L’aéroport de Hamat, paradis des fous de vitesse

Il est 16h00, mais le soleil tape encore fort sur l'asphalte parsemée de débris de pneus. Après une interminable route en lacets, à l'ombre d'une variété inouïe d'arbres, le changement de décor est brutal. Un plateau surgit de nulle part. De l'asphalte à perte de vue et, surtout, des traces de pneus, des empreintes reconnaissables entre mille : celles qui trahissent les milliers de dérapages contrôlés effectués ici.
Une piste fantôme s'offre au visiteur, qui roule sans vraiment savoir ce qui l'attend. Puis soudain, un barrage de l'armée libanaise, à peine reconnaissable. En fait de barrage, c'est un abri de fortune fabriqué en tôle qui fait, de toute évidence, parfaitement bien l'affaire. Les soldats, un peu las, sont assis à l'ombre de leur construction de fortune. Ils ne paraissent pas importunés par le rugissement de moteurs qui se devine au loin.
Le soleil inonde la piste de ce qui aurait dû être un aéroport. D'ailleurs, l'infrastructure, quoique vétuste, existe bel et bien. Mais aujourd'hui, comme tous les samedis après-midi, les vraies stars ce sont ces bolides dont la silhouette se détache à l'horizon. Ici, tous les fanatiques de vitesse s'abstiennent de penser qu'un jour ce tarmac sera récupéré par les autorités et réhabilité pour remplir un jour, enfin, sa mission première. En attendant ce qui sera vécu, à n'en point douter, comme un véritable désastre, ils continuent de graver sur l'asphalte leurs empreintes, au fil des dérapages, comme autant de signatures que ni le temps ni aucune décision politique ne seraient à même d'effacer. Les soldats, que plus aucun bolide n'impressionne, tentent de ne pas se montrer bavards en présence des journalistes. Mais l'ennui prend, semble-t-il, rapidement le dessus. « Non, cela ne nous dérange pas tant qu'ils ne viennent pas ici, près de notre poste. Mais en fait, c'est interdit, nous le leur rappelons souvent », indique un militaire en bras de chemise bleue marine et pantalon de combat, assis sur un vieux bidon d'huile alimentaire. « Ils ne font pas grand-chose, ils se contentent de tester leurs voitures », ajoute son collègue qui s'empresse de se taire quand son supérieur arrive en trombe. L'officier, le regard lourd, nous toise : « Qu'est-ce que vous voulez ? Il n'y a rien à voir ici. Ne croyez pas ce qu'ils vous ont dit. Ces gens-là sont des voyous. » « Mais l'incendie... » l'interrompt le soldat. « Quel incendie ? » s'énerve l'officier. La conversation s'arrête là.
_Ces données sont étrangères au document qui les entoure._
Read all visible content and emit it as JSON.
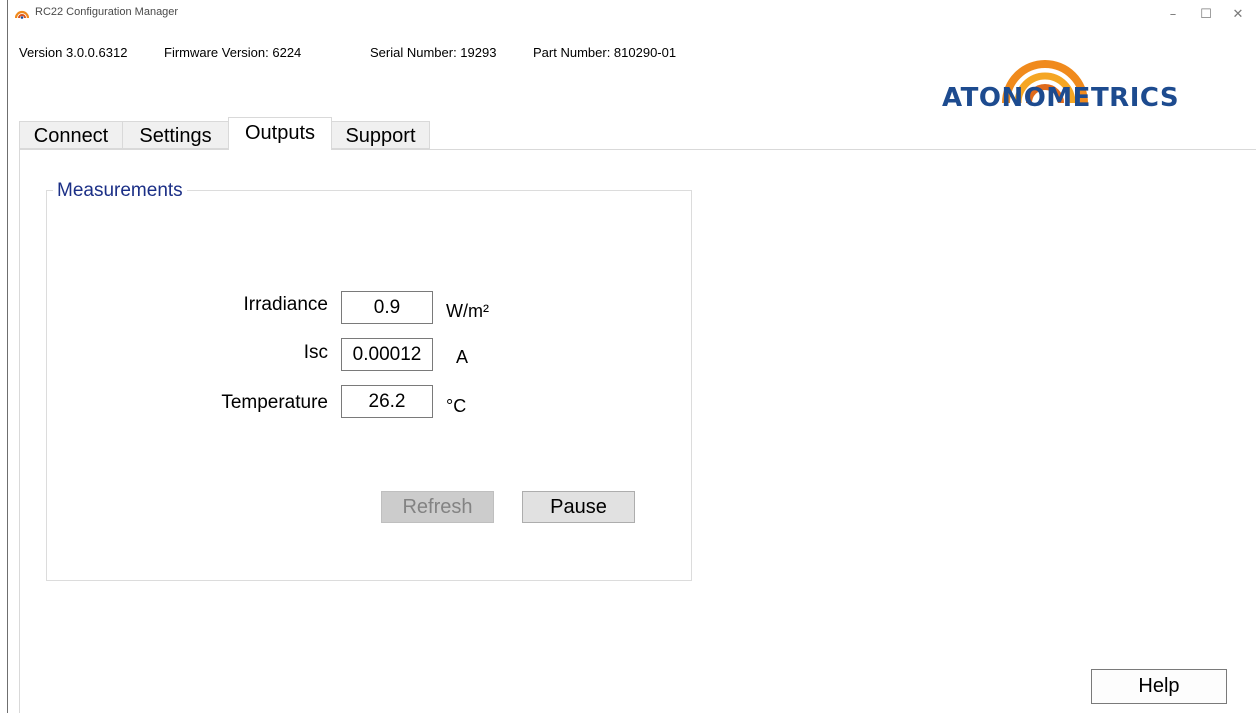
{
  "window": {
    "title": "RC22 Configuration Manager",
    "minimize": "–",
    "maximize": "☐",
    "close": "✕"
  },
  "info": {
    "version": "Version 3.0.0.6312",
    "firmware": "Firmware Version: 6224",
    "serial": "Serial Number: 19293",
    "part": "Part Number: 810290-01"
  },
  "logo": {
    "text": "ATONOMETRICS"
  },
  "tabs": [
    {
      "label": "Connect",
      "active": false
    },
    {
      "label": "Settings",
      "active": false
    },
    {
      "label": "Outputs",
      "active": true
    },
    {
      "label": "Support",
      "active": false
    }
  ],
  "measurements": {
    "title": "Measurements",
    "irradiance": {
      "label": "Irradiance",
      "value": "0.9",
      "unit": "W/m²"
    },
    "isc": {
      "label": "Isc",
      "value": "0.00012",
      "unit": "A"
    },
    "temperature": {
      "label": "Temperature",
      "value": "26.2",
      "unit": "°C"
    },
    "refresh_label": "Refresh",
    "pause_label": "Pause"
  },
  "help_label": "Help",
  "colors": {
    "logo_blue": "#1d4b8f",
    "logo_orange": "#f08a1c",
    "group_title": "#1b2f86"
  }
}
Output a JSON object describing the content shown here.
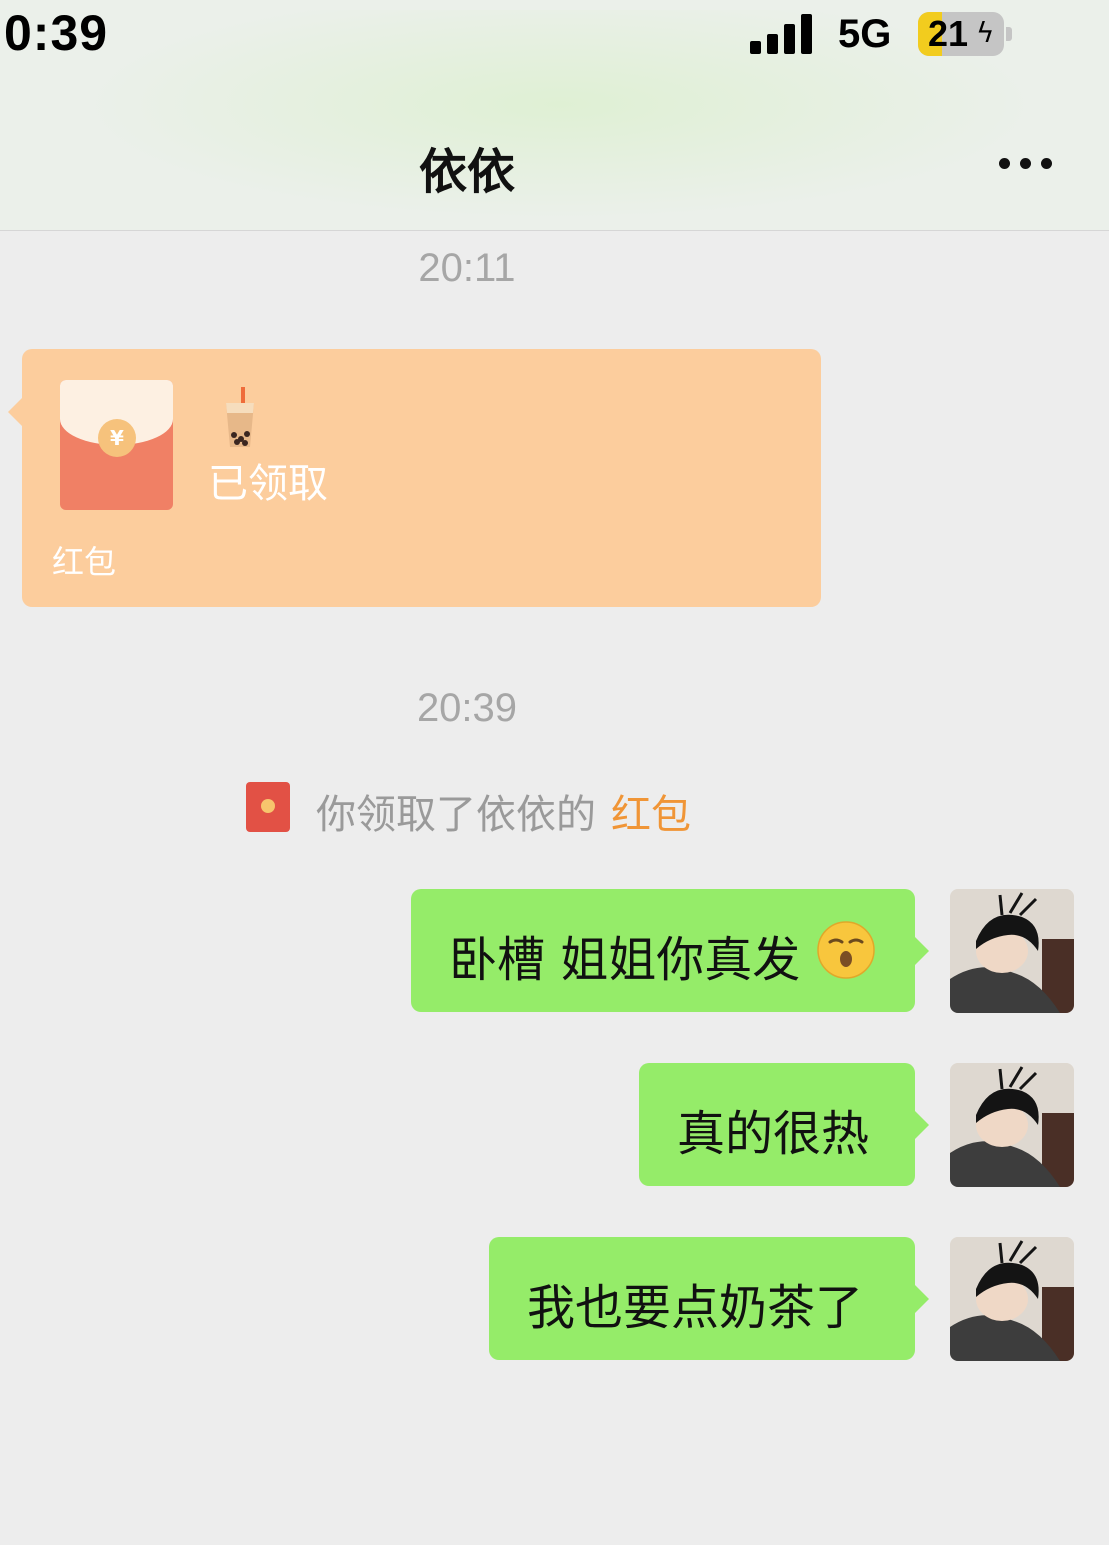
{
  "status_bar": {
    "time": "0:39",
    "network": "5G",
    "battery_level": "21",
    "battery_fraction": 0.21,
    "signal_bars": 4
  },
  "header": {
    "title": "依依",
    "more_icon": "ellipsis-icon"
  },
  "messages": {
    "time_1": "20:11",
    "red_packet": {
      "status": "已领取",
      "label": "红包",
      "decor_icon": "bubble-tea-emoji",
      "bg_color": "#fccd9d"
    },
    "time_2": "20:39",
    "system_notice": {
      "text": "你领取了依依的",
      "link": "红包",
      "link_color": "#f09536"
    },
    "outgoing": [
      {
        "text": "卧槽 姐姐你真发",
        "emoji": "kissing-face-emoji"
      },
      {
        "text": "真的很热"
      },
      {
        "text": "我也要点奶茶了"
      }
    ]
  },
  "colors": {
    "outgoing_bubble": "#95ec69",
    "background": "#ededed"
  }
}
Nous roulons un peu plus. De vagues séparations en plastique orange semblent délimiter la piste où se déroulent les courses et tous les défis. Des voitures, certaines banales, presque endimanchées, côtoient des bolides spécialement équipés pour la course, la vitesse et l'adrénaline. Des motos sont garées aussi, de part et d'autre de la piste, ainsi que des « quads » montés par des propriétaires qui n'éprouvent pas le besoin de s'équiper d'un casque. Un groupe d'hommes entourent une très vieille voiture type BMW-Alpina qui, au premier regard, ne paie pas de mine. Lorsqu'ils apprennent qu'ils sont en présence de journalistes, le malaise s'installe. Personne ne veut se faire connaître, chacun demande à l'autre de prendre la parole. Ce n'est que lorsqu'ils sont sûrs que leur anonymat sera préservé que les langues se délient. « Nous sommes là tous les samedis, chaque semaine. C'est notre passion, nous ne demandons rien à personne. Au lieu de faire les fous sur les routes, nous testons nos limites ici. Il y a l'un d'entre nous qui, lorsqu'il gagne, descend de voiture et danse la dabké », indique l'un d'entre eux. Puis il désigne son ami, d'un geste de la main : « C'est de lui que je parle. » Éclat de rire général.
Lui, c'est Mounir. Tee-shirt rouge, casquette beige, il est l'heureux propriétaire de la BMW qui attire tous les regards. « Je suis le plus fort ici, c'est moi qui remporte toutes les courses », affirme-t-il, avec une fierté mal contenue. « C'est ma passion, je dépense mon argent sur cela. Personne ne m'aide évidemment, mais notre garagiste à tous est un ami. Il prend soin de nos voitures en échange d'un minimum d'argent. D'habitude, je vide totalement ma voiture, je retire les sièges, vide le coffre et j'allège le plus possible le poids total pour être sûr de gagner. Aujourd'hui, je suis presque en visite, je n'ai pas effectué les préparatifs nécessaires. » Un 4x4 type Toyota FJ Cruiser arrive. Son propriétaire veut en découdre avec Mounir, lequel ne semble pas impressionné le moins du monde. Mounir s'excuse, monte dans sa BMW au design archaïque et s'avance vers la ligne de départ. Sur le sol, on peut lire, peint en rouge, le mot « Start ».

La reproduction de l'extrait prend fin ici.